As I said earlier, the first measure of success for me is making a positive difference in someone’s life. My second measure of success is empowerment, enabling people to control their own destinies.
In his oft-repeated quote, Lao Tzu, the founder of Taoism, made a powerful connection between leadership and empowerment which works for me. He said, ”A leader is best when people barely know he exists, when his work is done, his aim fulfilled, they will say: we did it ourselves.”
In this era when leadership is close to being a cult, Lao Tzu’s maxim has a danger. The truly gifted, empowering leader, who makes leadership invisible, may not be noticed by anyone at all.
If you had to give an aspiring leader one piece of advice, what would it be?
Be sure to distinguish between rules of leadership practice and leadership principles. Immutable rules of leadership practice probably don’t exist. Leadership practice must fit the context, the unique dynamics and challenges of the situation requiring leadership. You have to become skilled at managing all sides of apparent contradictions–like being directive versus facilitative or operational versus strategic, and be able to embrace a leadership approach that fits the context.
On the other hand, you must have leadership principles that are immutable. To rephrase a quote by Thomas Watson Jr., the great leader of IBM, I firmly believe that any leader, in order to survive and achieve success, must have a sound set of beliefs on which he premises all his actions. Next, I believe that the most important factor in leadership success is faithful adherence to those beliefs. And finally, I believe that if a leader is to meet the challenges of a changing world, she must be prepared to change everything about herself except those beliefs as she moves through a life of leadership. Principles like ”See difference as a source of advantage” or ”Pursue fairness and justice” transcend the context.
I have asked a lot of leaders what their Principles are and I have been shocked by how few have been able to directly answer that question. Yet, they are often very dear about their rules of practice, even though those rules no longer apply to the context in which they find themselves.
Are you a better leader than you were five years ago? How do you know?
This is another question I find difficult to answer. One of the things that I have discovered is that as your leadership capabilities grow, so, often, do your leadership responsibilities. The trick is to keep up with your responsibilities. If anything, I was a better leader five years ago than I am today.

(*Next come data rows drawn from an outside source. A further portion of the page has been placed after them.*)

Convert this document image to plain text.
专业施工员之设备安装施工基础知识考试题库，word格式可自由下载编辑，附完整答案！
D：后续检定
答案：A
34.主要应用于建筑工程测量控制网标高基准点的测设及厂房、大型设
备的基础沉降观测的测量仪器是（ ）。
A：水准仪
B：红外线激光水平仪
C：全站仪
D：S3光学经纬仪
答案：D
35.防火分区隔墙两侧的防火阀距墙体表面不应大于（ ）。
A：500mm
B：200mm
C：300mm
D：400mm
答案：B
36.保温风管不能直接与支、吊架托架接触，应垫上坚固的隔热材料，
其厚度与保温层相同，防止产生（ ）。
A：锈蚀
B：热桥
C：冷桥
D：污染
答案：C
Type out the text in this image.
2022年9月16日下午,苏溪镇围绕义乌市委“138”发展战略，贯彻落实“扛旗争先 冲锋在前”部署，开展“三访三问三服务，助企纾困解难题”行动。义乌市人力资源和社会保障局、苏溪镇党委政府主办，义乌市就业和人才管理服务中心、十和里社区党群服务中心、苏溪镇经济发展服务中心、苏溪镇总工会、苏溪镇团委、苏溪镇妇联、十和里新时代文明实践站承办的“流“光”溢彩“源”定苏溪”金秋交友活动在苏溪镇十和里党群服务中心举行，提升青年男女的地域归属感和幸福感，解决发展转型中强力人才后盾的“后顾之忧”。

I have been vested with the responsibility to lead an organization with an eminent history through a tough recessionary period. This environment has put me on a steep learning curve, stretching my competencies and skills and knowledge to the limit. I am being challenged to grow as a leader at a time in my life when I would like to be playing more to my strengths.
Please ask me this question again in a year or two.
How do you lead through a crisis?
You'll have to take my answer with a grain of salt. I have been leading an organization through a crisis and we haven’t achieved success yet.
I follow three principles in a crisis: maintain integrity, act quickly, and don’t ever forget.
It is a struggle not to place blame for my leadership travails. Maintaining integrity requires accepting responsibility. Responsibility means owning my actions and focusing on those areas that are within my focus of control and taking action on them.
Crises require tough decisions. Delay in facing tough decisions often makes them worse. I have found, for example, that in times when layoffs are required, it is far kinder to everyone to act quickly than to hold out hope that things will change. For those who go, you typically have more resources today to ease their transition than you will tomorrow. Those who stay avoid the morale loss that comes from the interminable downward spiral. Further, they enter and complete the grieving process sooner.
Crisis often demands serious change and serious change has a profound impact on people’s lives. I try to never forget that I am holding people’s self-esteem in the palm of my hand and that it is vital to hold it with gentleness, care, and compassion.